Acute myeloid leukemia (AML) — also known as acute myelogenous leukemia — is a type of cancer that begins in the bone marrow, where new red blood cells, white blood cells, and platelets are made. As AML progresses, leukemic (cancerous) cells build up and crowd out healthy blood cells. AML usually progresses quickly.
Symptoms of early stage AML are usually caused by a high proportion of immature cells — compared to normal, healthy cells — in the bone marrow and blood. Symptoms of AML are similar to the flu and can include:
Although the exact cause of AML is unknown, experts do understand risk factors for AML — as well as how the cancer develops.
AML results when cells are transformed into cancer cells in an abnormal bone-marrow environment. The dysfunctional cancerous cells eventually crowd out healthy, functional blood cells.
During normal cell growth and division, cells listen to signals that tell them when to grow, replicate their DNA, and divide into new cells. Cells become cancerous when they no longer respond to signals appropriately. Cancerous cells are always growing and dividing, despite there being no signal to do so — and even when a signal tells them to stop. This inability to listen to appropriate signals is due to mutations in the genes that control the progression of the cell’s cycle. When cells replicate quickly, there is a greater chance for errors to occur that lead to cancer.
This uncontrolled growth and division transforms the local bone-marrow environment into a niche that supports leukemia. The uncontrolled cell proliferation (growth), paired with the changed bone-marrow cells, encourages further disease progression.
There are several known risk factors associated with the development of acute myeloid leukemia.
Genetic changes have been identified in more than 97 percent of AML cases. There are several different types of mutations that can lead to overgrowth and division of AML cells.
Genes that put a pause on the normal cycle of cell growth and division are mutated in more than 30 percent of AML cases. In about 50 percent of AML cases, genes that help cells progress to the normal cycle of growth and division are mutated.

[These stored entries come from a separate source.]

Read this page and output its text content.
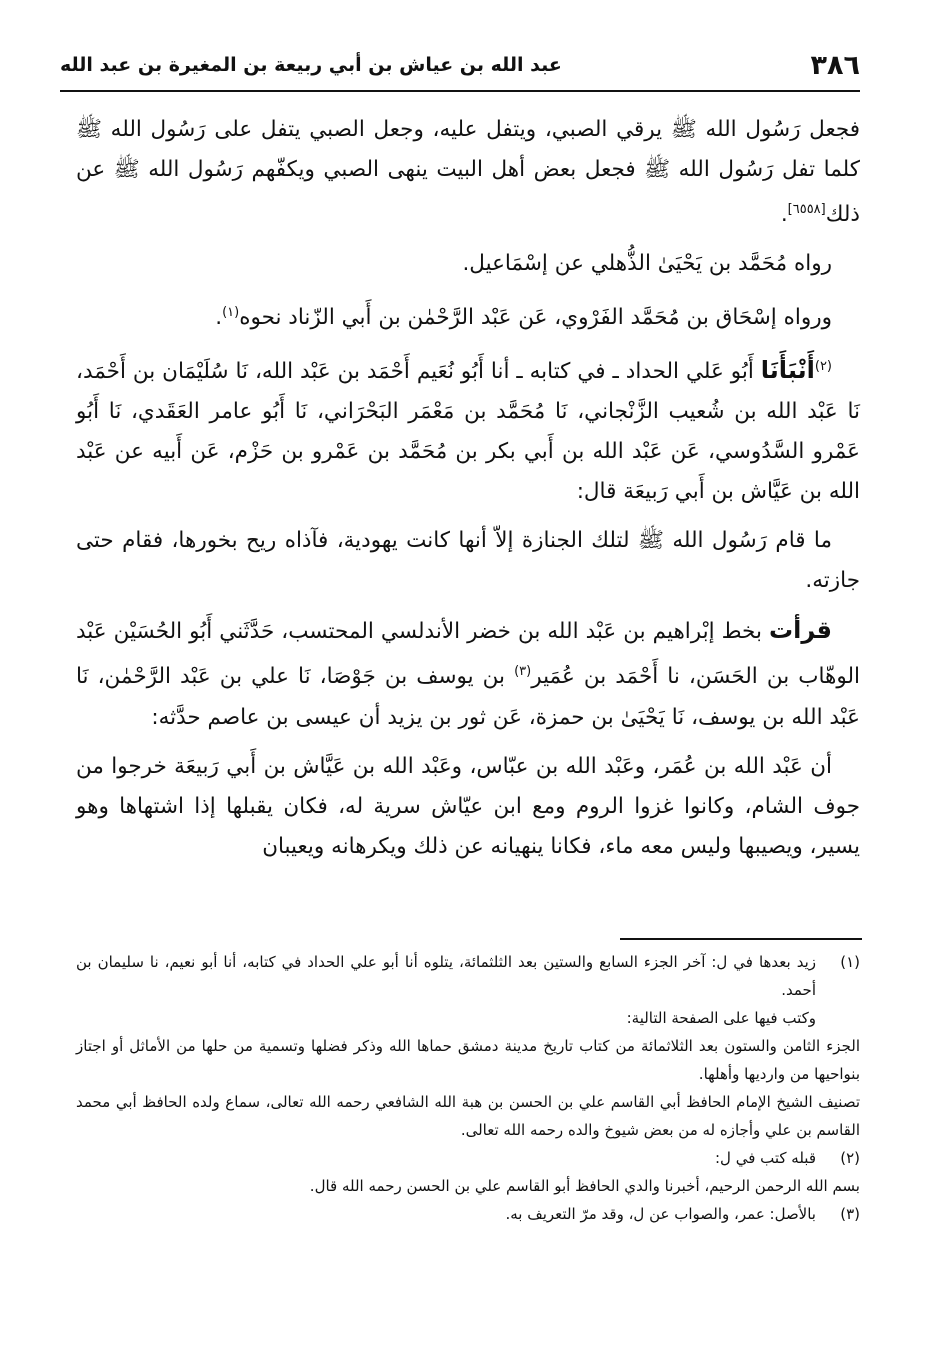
٣٨٦
عبد الله بن عياش بن أبي ربيعة بن المغيرة بن عبد الله

فجعل رَسُول الله ﷺ يرقي الصبي، ويتفل عليه، وجعل الصبي يتفل على رَسُول الله ﷺ كلما تفل رَسُول الله ﷺ فجعل بعض أهل البيت ينهى الصبي ويكفّهم رَسُول الله ﷺ عن ذلك[٦٥٥٨].

رواه مُحَمَّد بن يَحْيَىٰ الذُّهلي عن إسْمَاعيل.

ورواه إسْحَاق بن مُحَمَّد الفَرْوي، عَن عَبْد الرَّحْمٰن بن أَبي الزّناد نحوه$^{(١)}$.

$^{(٢)}$أَنْبَأَنَا أَبُو عَلي الحداد ـ في كتابه ـ أنا أَبُو نُعَيم أَحْمَد بن عَبْد الله، نَا سُلَيْمَان بن أَحْمَد، نَا عَبْد الله بن شُعيب الزَّنْجاني، نَا مُحَمَّد بن مَعْمَر البَحْرَاني، نَا أَبُو عامر العَقَدي، نَا أَبُو عَمْرو السَّدُوسي، عَن عَبْد الله بن أَبي بكر بن مُحَمَّد بن عَمْرو بن حَزْم، عَن أَبيه عن عَبْد الله بن عَيَّاش بن أَبي رَبيعَة قال:

ما قام رَسُول الله ﷺ لتلك الجنازة إلاّ أنها كانت يهودية، فآذاه ريح بخورها، فقام حتى جازته.

قرأت بخط إبْراهيم بن عَبْد الله بن خضر الأندلسي المحتسب، حَدَّثَني أَبُو الحُسَيْن عَبْد الوهّاب بن الحَسَن، نا أَحْمَد بن عُمَير$^{(٣)}$ بن يوسف بن جَوْصَا، نَا علي بن عَبْد الرَّحْمٰن، نَا عَبْد الله بن يوسف، نَا يَحْيَىٰ بن حمزة، عَن ثور بن يزيد أن عيسى بن عاصم حدَّثه:

أن عَبْد الله بن عُمَر، وعَبْد الله بن عبّاس، وعَبْد الله بن عَيَّاش بن أَبي رَبيعَة خرجوا من جوف الشام، وكانوا غزوا الروم ومع ابن عيّاش سرية له، فكان يقبلها إذا اشتهاها وهو يسير، ويصيبها وليس معه ماء، فكانا ينهيانه عن ذلك ويكرهانه ويعيبان

(١)
زيد بعدها في ل: آخر الجزء السابع والستين بعد الثلثمائة، يتلوه أنا أبو علي الحداد في كتابه، أنا أبو نعيم، نا سليمان بن أحمد.
وكتب فيها على الصفحة التالية:
الجزء الثامن والستون بعد الثلاثمائة من كتاب تاريخ مدينة دمشق حماها الله وذكر فضلها وتسمية من حلها من الأماثل أو اجتاز بنواحيها من وارديها وأهلها.
تصنيف الشيخ الإمام الحافظ أبي القاسم علي بن الحسن بن هبة الله الشافعي رحمه الله تعالى، سماع ولده الحافظ أبي محمد القاسم بن علي وأجازه له من بعض شيوخ والده رحمه الله تعالى.
(٢)
قبله كتب في ل:
بسم الله الرحمن الرحيم، أخبرنا والدي الحافظ أبو القاسم علي بن الحسن رحمه الله قال.
(٣)
بالأصل: عمر، والصواب عن ل، وقد مرّ التعريف به.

In about 40 percent of AML cases, mutations are present that do not affect the DNA but rather how and when DNA is read and expressed — called epigenetic changes. These changes cause a continuous, abnormal cycle of cell growth and division, even when signals to stop the cell cycle are present. Some epigenetic changes are reversible and may become targets for medication.
Sometimes, large pieces of DNA known as chromosomes break off and are rearranged, known as chromosomal translocations. Some chromosomal translocations result in abnormal proteins that are made up of parts of different proteins. This can lead to the formation of immature, abnormal cells that grow and divide too much.
These mutations can happen spontaneously over time (acquired mutations) or can be passed down from your parents (inherited mutations). AML usually does not run in families, and it often occurs suddenly in healthy people with no personal or family history of blood disorders. Scientists are still working to find out why some people suddenly develop leukemia.
In 2018, researchers conducted a study involving more than 200 women who did not have AML at the time of enrollment but later developed the condition. The researchers found that associated genetic changes often occurred long before the participants had been diagnosed with the condition. They also found that several mutations significantly increased the risk of developing AML, years after the first genetic mutations were observed.
It is not known when certain mutations appear, how they happen, nor the specific risk associated with each gene. Some genes indicated a high risk for developing AML, however. Women who had TP53, IDH1, or IDH2 gene mutations later developed AML.
The incidence of AML increases with age. More than 50 percent of people living with AML are older than 60. Genetic changes associated with AML naturally occur as part of the aging process. About 10 percent of people over the age of 65 have clonal hematopoiesis (a condition associated with increased risk of AML and heart disease, though few people with clonal hematopoiesis later develop AML). People living with AML who are elderly, have a sedentary lifestyle, and have other conditions are more likely to have severe AML.
According to Mayo Clinic, men are more likely to be diagnosed with AML than women.
Some inherited and acquired disorders related to impaired bone-marrow function (such as bone marrow failure syndrome) are associated with a higher risk of AML development. Down syndrome and some other genetic disorders are also associated with the development of AML.
Prior exposure to radiation therapy or chemotherapy (which often happens during cancer treatment) has been linked to an increased risk of developing AML. So, too, has exposure to chemicals such as benzene. People are exposed to benzene and other dangerous, carcinogenic (cancer-causing) chemicals through cigarette smoke.
In most cases, the cause of AML is unknown. Additionally, many of the risk factors for developing AML cannot be changed. There is no sure way to prevent the development of AML. The biggest controllable risk factor for AML development is smoking, and quitting smoking may reduce your risk.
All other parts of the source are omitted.